Page MenuHomePhabricator

mariadb on dbstore hosts, and specifically dbstore1004, possible memory leaking
Closed, DeclinedPublic

Description

dbstore1004 seems to be having an excessive amount of memory consumption that keeps growing over the time until it is restarted. It has been done at least twice. Thanks to memory monitoring, this is under control, but it would be nice to understand if there is a clear underlying issue causing them.

Screenshot_20201214_173325.png (885×2 px, 102 KB)

https://grafana.wikimedia.org/d/000000377/host-overview?viewPanel=4&orgId=1&refresh=5m&var-server=dbstore1004&var-datasource=thanos&var-cluster=mysql&from=1592152359067&to=1607963559067

Screenshot_20201214_173721.png (808×1 px, 83 KB)

https://grafana.wikimedia.org/d/000000278/mysql-aggregated?viewPanel=12&orgId=1&from=1607942246916&to=1607963846917&var-site=eqiad&var-group=core&var-shard=All&var-role=All

Event Timeline

This is not a huge concern since we have memory monitoring T172490, but adding it here for tracking, so we can research at a later time if possible.
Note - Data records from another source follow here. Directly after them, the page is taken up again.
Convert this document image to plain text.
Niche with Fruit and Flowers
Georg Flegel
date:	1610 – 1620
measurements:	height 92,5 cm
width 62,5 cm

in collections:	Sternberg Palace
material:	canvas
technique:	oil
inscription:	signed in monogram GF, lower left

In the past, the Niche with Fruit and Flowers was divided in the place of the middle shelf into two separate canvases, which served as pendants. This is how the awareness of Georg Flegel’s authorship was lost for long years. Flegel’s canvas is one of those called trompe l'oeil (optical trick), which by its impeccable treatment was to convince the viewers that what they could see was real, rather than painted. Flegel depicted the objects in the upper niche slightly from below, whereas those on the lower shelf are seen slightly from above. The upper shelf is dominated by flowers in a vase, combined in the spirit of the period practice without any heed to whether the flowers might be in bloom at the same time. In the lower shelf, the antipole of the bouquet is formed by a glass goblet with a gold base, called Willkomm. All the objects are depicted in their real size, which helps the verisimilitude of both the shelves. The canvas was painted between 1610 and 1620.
Scheduling a restart for now.

Mentioned in SAL (#wikimedia-operations) [2020-12-16T11:10:09Z] <jynus> stopping and restarting dbstore1004 to mitigate (short term) T270112

dbstore1004 again at 90% memory usage.

Change 673849 had a related patch set uploaded (by Elukey; owner: Elukey):
[operations/puppet@production] Reduce buffer pool memory for dbstore1004's mariadb instances

https://gerrit.wikimedia.org/r/673849

Change 673849 merged by Elukey:
[operations/puppet@production] Reduce buffer pool memory for dbstore1004's mariadb instances

https://gerrit.wikimedia.org/r/673849

Restarted all instances on dbstore1004 today :(

dbstore1004 is no more, and for dbstore1007 we have T290841: dbstore1007 is swapping heavilly, potentially soon killing mysql services due to OOM error
dbstore1003 and dbstore1005 look fine, closing this.